Earlier this year, Ryan’s conference was once again divided over his efforts to grant the president fast-track authority on a historic trade agreement. The bill gave Congress a voice, but only an up-or-down vote. For months, Ryan orchestrated listening sessions to attract support for the trade deal and educate members on what they were considering, and he lobbied them in one-on-one meetings. The exercise reaffirmed Ryan’s ability to convince a large swath of his conference, but Ryan was not able to unite everyone. Some conservatives dismissed the deal on the basis that it empowered President Obama. Others rejected it because of conservative news reports indicating that the trade deal was full of changes to immigration policies. Even Ryan could not quell all those concerns.
Those in the establishment see Ryan as the most likely unifier. They point to his accomplishments in Congress and his uncanny ability to explain and convert members on complicated policy proposals. But the Freedom Caucus may not be any more willing to swallow political reality with Ryan at the helm than they were with Boehner as speaker.
Already, members are calling on speaker candidates to make a slew of impossible promises. Members want the next speaker to promise not to punish members who vote against the party line in the Rules Committee or on the floor. They want a leader who doesn’t lead, but merely follows their directions.

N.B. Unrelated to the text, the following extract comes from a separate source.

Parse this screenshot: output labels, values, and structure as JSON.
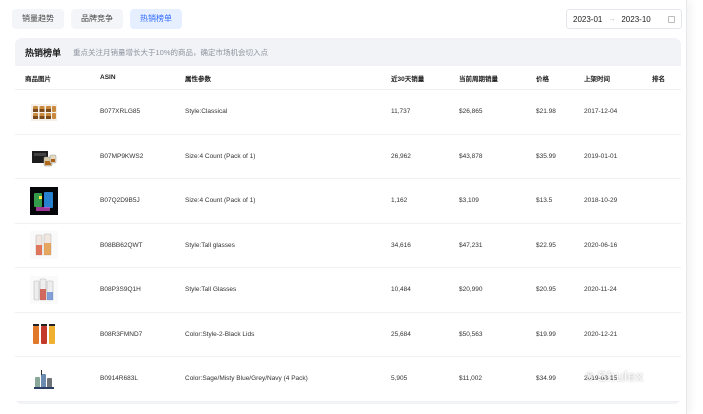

“My concern is the same with all the potential speakers. I want a less dictatorial approach to operations in the House,” says Rep. Mo Brooks, a Republican from Alabama. “I want there to be more respect for individual members, and I abhor a process where members who are in good faith, voting as they believe is necessary and best for our country, are punished by the leadership.”
When asked if he thought Ryan would be any different than Boehner or Majority Leader Kevin McCarthy, who dropped out of the speaker’s race last week, Rep. Dave Brat, another member of the Freedom Caucus, said “that’s a huge question.” Brat said that even if the next speaker can make the House work again, the Senate rules also need to be reformed so that Democrats cannot block conservative legislation using the filibuster.
“We’ve got a problem,” says Brat, who unseated former Majority Leader Eric Cantor in a GOP primary last year. “Republicans own both chambers.”
Rep. David Schweikert, a conservative from Arizona, says the media misses the point when it pretends that Ryan will bring the conference together.
“It’s not about the man. There is a fixation in the press, because it is intellectually lazy, about the person and not the policies and procedures,” Schweikert says.
Rep. Justin Amash, a founding member of the Freedom Caucus, says that “Paul Ryan would be a more acceptable candidate than the current leadership team primarily because he is not in the current leadership team,” but that to act as if Ryan is a renegade outsider is to ignore his rapid rise from wonkish policy scribe to the GOP’s vice presidential candidate.
Ryan might very well win the speaker’s election if he were to run, but the second he holds the speaker’s gavel, he will become a leader. And in today’s Republican Party, the speaker is enemy No. 1, no matter who he or she is.